Sahnelenen oyun, uygulanan çifte standart, sadece Gökçek’e karşı değildir. Başkentede karşıdır.
Melih Gökçek’in, Ankaragücü taraftarını arkasına aldığı zaman, o rüzgarla nasıl bir başarı yakalayacağını görüyorlar. Malum üçlüye ortak istemiyorlar.
Radyolarından; “Melih Gökçek hangi kaynağı Ankaragücü’ne tahsis edecek ?” diye soruyorlar, ama daha bu hafta başında Büyükçekmece Belediyesinin Galatasaray’a hediye ettiği 106 dönüm araziyi sorgulamıyorlar.
Ahmet Gökçek’in Ankaraspor hocası ile görüntüsünü yayınlıyorlar, Gençlerbirliği Başkan Vekilinin ‘Fenerbahçe golüne nasıl sevindiğini’ yorumlamıyorlar.
Dünyanın her yerinde birinci görüntü olay değildir, ikinci görüntü dudak uçuklatır.
Spora siyaset karışmıştır. Ankaralı bu saatten sonra Melih Gökçek’i bağımsız olarak görmeli ve hangi görüşe sahip olursa olsun bütün gücüyle desteklemelidir.
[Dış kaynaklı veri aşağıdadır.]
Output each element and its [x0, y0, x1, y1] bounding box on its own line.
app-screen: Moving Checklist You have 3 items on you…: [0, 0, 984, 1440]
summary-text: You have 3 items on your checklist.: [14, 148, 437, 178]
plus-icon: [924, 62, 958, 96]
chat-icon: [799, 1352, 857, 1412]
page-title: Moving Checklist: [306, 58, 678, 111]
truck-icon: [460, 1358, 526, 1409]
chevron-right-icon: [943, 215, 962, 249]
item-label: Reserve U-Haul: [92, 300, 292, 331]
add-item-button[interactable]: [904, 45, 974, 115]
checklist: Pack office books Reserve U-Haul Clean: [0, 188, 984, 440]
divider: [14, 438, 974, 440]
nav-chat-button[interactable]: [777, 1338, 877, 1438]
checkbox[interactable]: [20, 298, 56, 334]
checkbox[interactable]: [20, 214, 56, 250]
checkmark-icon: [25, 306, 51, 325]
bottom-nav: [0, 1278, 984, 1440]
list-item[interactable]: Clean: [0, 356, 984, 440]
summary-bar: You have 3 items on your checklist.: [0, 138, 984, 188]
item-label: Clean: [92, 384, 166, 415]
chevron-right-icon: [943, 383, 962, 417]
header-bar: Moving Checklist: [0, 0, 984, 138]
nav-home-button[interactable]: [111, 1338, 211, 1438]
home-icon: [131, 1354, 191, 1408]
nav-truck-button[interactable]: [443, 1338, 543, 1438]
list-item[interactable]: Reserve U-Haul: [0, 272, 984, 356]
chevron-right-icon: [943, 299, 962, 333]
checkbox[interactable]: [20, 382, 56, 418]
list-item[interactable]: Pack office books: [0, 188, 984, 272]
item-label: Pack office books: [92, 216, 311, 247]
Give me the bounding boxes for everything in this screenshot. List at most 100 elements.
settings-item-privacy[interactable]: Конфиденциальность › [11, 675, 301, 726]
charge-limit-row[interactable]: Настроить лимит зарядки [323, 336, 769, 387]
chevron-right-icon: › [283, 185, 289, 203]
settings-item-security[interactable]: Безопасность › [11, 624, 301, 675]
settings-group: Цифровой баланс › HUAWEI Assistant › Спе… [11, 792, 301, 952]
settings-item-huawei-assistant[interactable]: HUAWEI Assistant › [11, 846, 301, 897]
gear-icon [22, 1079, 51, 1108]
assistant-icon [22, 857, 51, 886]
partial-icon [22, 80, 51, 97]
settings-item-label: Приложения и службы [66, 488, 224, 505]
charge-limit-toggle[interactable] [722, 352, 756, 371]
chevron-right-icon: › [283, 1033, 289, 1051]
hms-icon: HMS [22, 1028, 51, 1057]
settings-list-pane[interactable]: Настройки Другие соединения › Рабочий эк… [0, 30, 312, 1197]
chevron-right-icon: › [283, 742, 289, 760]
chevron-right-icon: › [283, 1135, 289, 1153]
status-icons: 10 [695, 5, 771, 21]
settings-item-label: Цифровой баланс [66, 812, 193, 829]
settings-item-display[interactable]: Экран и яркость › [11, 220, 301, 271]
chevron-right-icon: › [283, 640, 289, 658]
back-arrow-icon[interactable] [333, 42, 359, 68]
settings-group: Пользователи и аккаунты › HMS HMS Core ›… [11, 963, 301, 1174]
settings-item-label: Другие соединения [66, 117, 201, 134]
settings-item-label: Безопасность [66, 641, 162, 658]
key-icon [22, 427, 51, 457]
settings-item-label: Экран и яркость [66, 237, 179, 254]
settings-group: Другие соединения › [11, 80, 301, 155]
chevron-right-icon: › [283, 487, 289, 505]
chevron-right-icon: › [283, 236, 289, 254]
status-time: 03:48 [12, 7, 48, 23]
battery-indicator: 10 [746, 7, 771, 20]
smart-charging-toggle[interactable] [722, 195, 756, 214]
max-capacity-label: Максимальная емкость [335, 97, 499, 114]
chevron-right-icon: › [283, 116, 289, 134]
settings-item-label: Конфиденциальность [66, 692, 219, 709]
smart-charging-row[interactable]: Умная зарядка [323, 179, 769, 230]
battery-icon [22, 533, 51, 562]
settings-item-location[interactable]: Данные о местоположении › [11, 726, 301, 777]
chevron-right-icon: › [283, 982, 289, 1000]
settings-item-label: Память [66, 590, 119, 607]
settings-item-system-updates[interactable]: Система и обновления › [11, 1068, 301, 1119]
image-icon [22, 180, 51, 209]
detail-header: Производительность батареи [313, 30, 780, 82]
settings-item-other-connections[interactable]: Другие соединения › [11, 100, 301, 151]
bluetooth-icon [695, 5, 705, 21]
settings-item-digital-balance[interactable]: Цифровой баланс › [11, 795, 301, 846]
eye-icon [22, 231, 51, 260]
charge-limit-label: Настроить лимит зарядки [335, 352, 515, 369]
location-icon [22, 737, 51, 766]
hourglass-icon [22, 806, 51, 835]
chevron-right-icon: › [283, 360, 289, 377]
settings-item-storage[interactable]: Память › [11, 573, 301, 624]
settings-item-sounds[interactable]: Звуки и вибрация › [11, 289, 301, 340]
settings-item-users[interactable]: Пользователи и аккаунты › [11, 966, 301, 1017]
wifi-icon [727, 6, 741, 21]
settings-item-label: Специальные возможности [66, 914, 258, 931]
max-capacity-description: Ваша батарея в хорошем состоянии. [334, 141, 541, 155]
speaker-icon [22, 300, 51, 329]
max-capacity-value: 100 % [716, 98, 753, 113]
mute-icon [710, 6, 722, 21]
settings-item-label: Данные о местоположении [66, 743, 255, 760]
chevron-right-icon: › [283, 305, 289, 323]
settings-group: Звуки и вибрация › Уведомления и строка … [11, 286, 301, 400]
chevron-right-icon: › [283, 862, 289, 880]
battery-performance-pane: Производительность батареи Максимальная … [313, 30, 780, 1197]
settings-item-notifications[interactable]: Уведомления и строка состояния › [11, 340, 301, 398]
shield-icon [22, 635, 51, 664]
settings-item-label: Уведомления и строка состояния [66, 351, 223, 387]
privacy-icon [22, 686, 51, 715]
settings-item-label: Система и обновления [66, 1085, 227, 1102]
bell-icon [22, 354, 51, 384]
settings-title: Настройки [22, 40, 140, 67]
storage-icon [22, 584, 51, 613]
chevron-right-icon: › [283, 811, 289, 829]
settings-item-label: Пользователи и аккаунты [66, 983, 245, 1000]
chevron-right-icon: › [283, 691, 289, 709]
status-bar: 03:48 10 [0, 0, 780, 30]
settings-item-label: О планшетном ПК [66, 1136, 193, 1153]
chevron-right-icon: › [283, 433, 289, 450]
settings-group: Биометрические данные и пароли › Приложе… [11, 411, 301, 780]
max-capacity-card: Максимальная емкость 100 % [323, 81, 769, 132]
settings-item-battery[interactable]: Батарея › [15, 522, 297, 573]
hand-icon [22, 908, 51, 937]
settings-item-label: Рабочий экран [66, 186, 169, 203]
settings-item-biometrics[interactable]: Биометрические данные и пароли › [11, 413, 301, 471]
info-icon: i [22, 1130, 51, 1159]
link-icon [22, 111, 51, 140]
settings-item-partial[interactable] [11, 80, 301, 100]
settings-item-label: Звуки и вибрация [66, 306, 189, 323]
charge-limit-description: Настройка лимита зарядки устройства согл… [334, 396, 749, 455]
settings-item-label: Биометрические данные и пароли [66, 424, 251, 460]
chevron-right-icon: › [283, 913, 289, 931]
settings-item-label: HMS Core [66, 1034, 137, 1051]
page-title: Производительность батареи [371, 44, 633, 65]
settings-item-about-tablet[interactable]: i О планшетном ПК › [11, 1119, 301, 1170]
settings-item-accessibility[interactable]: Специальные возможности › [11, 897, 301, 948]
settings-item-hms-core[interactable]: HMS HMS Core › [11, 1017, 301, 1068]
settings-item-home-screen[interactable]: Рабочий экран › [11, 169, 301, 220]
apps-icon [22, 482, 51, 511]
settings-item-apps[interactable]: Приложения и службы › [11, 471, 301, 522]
Görüldüğü gibi Ankaragücü ve Gençlerbirliği kimsenin umurunda değildir. Çünkü yönetimlerde gerçek taraftar azınlıktadır.
Örneğin geçen hafta kaybettiğimiz değerli kardeşimiz Cüneyt Üstündağ, Gençlerbirliğimizin doğuştan taraftarı olan, görevdeki tek yöneticisiydi. Nur içinde yatsın. Bu bakımdan Ankara’nın yeni ‘Cüneyt’ ler çıkartması lazımdır. Buda kulüplerin mali olarak güçlenmesine bağlıdır. Yoksa parayı bastıran reklam amaçlı kullanır bu kulüpleri, ne tapulu araziye tesis yapar, ne beş kuruş cebinden harcar, sevincinide gerçek taraftarı olduğu kulüple yaşar.
Alelacele ‘küme düşürme’ kararını alanlar, sonucuna katlanacaklardır. FIFA’ya, CAS’a gidilecek, yanlış hesap Bağdat’tan dönecektir.
CAS Hakemi Türker Aslan bu yolun sonuna kadar açık olduğunu belirtmiştir.
Üç gün içinde, hiçbir mantığın kabul edemeyeceği şekilde ‘Anonim Şirketin satışını istemek’, zarar gören hissedarların en önemli dayanak noktası olacak, onların mağduriyetinide yüce mahkemeler çözecektir.
Ankaragüçlü ve Gençlerbirlikli taraftarların beklenen dayanışmayı göstermesi; İstanbul’un taşeronlarından kulüplerimizi kurtaracaktır.